Uma fraqueza súbita em uma festa em 2011 levou Gabriela Trevenzolli, 32, a ser diagnosticada com esclerose múltipla, uma doença degenerativa. Dez anos depois, uma ida de rotina ao médico trouxe uma notícia inesperada: na verdade, ela tinha tido um AVC (acidente vascular cerebral). A VivaBem, ela conta sua história:

Fraqueza repentina

"Estava na balada com meus amigos, sentei e não conseguia mais levantar ou firmar o pé —foi do nada, não tive formigamento ou outro sintoma.

Todo mundo ficou assustado, não sabíamos se poderia ser alguma coisa na minha bebida. Minha boca ficou estranha e foi piorando: mão, braço, perna, pé. Todo o meu lado direito ficou comprometido.

Fui levada ao pronto-socorro e, em vez de me internar, me mandaram para casa achando que eu estava bêbada.
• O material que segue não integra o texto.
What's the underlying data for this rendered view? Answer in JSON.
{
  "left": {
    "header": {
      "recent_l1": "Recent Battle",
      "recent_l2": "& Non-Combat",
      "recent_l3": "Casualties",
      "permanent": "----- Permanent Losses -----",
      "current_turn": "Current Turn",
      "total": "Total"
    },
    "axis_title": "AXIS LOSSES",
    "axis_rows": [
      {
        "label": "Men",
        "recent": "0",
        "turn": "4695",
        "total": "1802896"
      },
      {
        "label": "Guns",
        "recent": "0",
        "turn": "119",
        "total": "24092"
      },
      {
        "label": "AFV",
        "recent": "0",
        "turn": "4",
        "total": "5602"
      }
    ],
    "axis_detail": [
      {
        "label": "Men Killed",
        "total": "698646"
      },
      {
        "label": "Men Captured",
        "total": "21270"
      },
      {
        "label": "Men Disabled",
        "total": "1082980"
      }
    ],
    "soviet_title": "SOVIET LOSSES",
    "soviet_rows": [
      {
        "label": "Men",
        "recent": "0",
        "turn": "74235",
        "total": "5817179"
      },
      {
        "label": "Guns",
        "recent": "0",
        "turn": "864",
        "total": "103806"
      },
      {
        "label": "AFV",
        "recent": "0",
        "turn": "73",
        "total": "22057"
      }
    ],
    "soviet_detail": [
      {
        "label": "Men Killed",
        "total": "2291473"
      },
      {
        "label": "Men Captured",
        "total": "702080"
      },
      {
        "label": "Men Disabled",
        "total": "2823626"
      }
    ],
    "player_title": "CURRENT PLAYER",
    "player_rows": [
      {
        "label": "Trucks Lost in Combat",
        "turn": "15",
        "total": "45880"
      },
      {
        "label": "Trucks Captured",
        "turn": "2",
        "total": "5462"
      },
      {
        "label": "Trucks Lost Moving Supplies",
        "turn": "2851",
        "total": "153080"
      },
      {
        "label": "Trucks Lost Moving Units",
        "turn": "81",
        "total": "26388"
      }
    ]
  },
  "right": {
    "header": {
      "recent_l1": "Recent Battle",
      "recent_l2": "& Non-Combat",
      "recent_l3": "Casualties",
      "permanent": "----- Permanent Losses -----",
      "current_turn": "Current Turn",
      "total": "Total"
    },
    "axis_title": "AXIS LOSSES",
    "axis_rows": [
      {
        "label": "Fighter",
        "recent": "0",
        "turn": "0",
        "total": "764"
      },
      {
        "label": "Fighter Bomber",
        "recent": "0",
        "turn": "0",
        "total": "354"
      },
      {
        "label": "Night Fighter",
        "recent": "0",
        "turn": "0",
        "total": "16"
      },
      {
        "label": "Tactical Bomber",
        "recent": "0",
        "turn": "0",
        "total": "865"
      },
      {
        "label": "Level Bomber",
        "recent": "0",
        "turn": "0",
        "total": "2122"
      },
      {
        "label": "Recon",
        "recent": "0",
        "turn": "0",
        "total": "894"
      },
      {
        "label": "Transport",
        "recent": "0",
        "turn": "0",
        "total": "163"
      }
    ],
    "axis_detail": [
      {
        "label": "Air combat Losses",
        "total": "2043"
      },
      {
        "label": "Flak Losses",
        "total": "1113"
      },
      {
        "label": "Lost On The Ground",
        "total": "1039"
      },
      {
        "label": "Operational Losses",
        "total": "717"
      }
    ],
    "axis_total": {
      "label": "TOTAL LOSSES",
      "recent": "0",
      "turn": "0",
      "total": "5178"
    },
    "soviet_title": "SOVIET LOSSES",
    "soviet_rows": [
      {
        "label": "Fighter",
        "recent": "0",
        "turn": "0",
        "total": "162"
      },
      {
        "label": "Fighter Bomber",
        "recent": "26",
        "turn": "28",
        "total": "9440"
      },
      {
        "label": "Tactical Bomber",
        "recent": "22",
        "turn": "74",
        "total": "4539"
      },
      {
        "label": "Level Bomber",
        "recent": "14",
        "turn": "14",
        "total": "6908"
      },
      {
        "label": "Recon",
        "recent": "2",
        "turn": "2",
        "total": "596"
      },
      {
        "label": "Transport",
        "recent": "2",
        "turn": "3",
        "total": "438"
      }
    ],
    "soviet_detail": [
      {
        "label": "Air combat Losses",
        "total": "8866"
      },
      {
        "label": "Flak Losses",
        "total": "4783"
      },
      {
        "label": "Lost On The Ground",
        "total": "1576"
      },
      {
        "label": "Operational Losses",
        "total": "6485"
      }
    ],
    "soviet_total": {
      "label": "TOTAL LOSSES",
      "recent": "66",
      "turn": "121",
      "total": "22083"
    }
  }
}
Acredito que foram imprudentes, porque era nitidamente uma situação bem grave.

Não melhorei em casa e, na verdade, fiquei cada vez pior: até conseguia andar, mas tinha muita dificuldade. Voltei ao hospital dois dias depois e, desta vez, fui internada para fazer exames e fui diagnosticada com esclerose múltipla.
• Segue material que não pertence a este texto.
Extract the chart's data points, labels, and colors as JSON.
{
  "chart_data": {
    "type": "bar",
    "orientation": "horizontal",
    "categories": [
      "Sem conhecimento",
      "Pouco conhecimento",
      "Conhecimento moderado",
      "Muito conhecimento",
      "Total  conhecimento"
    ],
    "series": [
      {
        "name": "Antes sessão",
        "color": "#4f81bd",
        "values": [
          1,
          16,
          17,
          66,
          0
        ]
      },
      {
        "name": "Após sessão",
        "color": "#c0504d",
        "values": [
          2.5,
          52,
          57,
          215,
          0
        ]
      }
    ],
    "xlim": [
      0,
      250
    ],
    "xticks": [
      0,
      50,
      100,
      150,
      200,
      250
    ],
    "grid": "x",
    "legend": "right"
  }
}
Fiz pulsoterapia (administração de altas doses de remédio por curtos períodos), fiquei internada duas semanas tomando corticoide e fazendo fisioterapia. Alguns movimentos voltaram com bastante dificuldade e não conseguia levantar o dedinho da mão.

Readaptação

Acabei voltando para a faculdade [ela era estudante de engenharia], mas, como tinha dificuldade para andar, usava cadeira de rodas. Fazia pelo computador as provas em que precisava escrever muito porque era cansativo.

Fiquei com tremor e espasmos para fazer movimento finos: escrever ou tomar água com a mão direita eu não consigo. Me maquiar, então, jamais. Meu tornozelo também é bem instável e já cai e quebrei o punho.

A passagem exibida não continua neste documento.